The offices were like offices everywhere with the usual furnishings, but when she viewed the therapy rooms later, she caught in her breath. Medieval torture chambers, she thought, mortify the flesh and save the soul. But here the plan was to save the body. Tables with straps dangling, holding curiously shaped brackets, cups, straps. A device that appeared to be designed to support body parts—legs, arms, torsos. Several treadmills, walkways with rails, one with a contraption that was like a rescue seat she had seen on television hauling a person from a sinking ship. A small swimming pool in a room so hot and humid it was like a steam bath. A mechanism there apparently could lift a patient and lower him or her into the water, then fish the patient out again.

On that first day, she caught glimpses only as she was escorted to the garden, screened on three sides by shrubbery. It was laid out in such a way, Annie explained, that each section of the path was a particular length, a quarter of a mile, a third of a mile, an eighth. The whole thing, if you covered every path, zigzagging around, would be two miles, with a waterfall at one end and steps going up to it on both sides.
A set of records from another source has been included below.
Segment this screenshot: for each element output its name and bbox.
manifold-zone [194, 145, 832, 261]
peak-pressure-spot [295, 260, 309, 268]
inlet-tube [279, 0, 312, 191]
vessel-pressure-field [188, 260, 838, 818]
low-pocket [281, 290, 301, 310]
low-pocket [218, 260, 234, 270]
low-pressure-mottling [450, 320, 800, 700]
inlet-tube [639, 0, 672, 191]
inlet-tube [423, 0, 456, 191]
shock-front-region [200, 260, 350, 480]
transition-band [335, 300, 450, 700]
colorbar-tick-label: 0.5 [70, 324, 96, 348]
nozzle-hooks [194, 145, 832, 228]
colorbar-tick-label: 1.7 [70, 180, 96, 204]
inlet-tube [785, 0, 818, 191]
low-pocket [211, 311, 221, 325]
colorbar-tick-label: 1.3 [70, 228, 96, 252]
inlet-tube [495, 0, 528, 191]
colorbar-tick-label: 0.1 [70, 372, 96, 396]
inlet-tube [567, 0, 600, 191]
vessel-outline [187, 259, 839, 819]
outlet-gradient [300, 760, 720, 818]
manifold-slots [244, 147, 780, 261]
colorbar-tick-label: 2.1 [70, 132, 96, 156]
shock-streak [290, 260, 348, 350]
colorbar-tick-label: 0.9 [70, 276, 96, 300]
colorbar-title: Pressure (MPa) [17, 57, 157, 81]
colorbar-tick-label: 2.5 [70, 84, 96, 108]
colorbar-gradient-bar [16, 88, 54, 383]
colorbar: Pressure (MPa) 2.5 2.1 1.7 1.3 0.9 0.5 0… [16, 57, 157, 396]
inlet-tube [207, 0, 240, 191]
There was a koi pond up there, with a couple of benches, a nice place to relax and watch the fish. Apparently it was simply decorative, but that was deceptive, she said; Darren knew that one of the hardest tasks some patients encountered was going up and down steps. Everything had been laid out by Darren, she said, and a landscape company had planted it and maintained it.

“For the most part, you can’t see one path from any other one,” Annie said. “There could be half a dozen patients out here, and they’d be invisible to one another. All Darren’s doing.”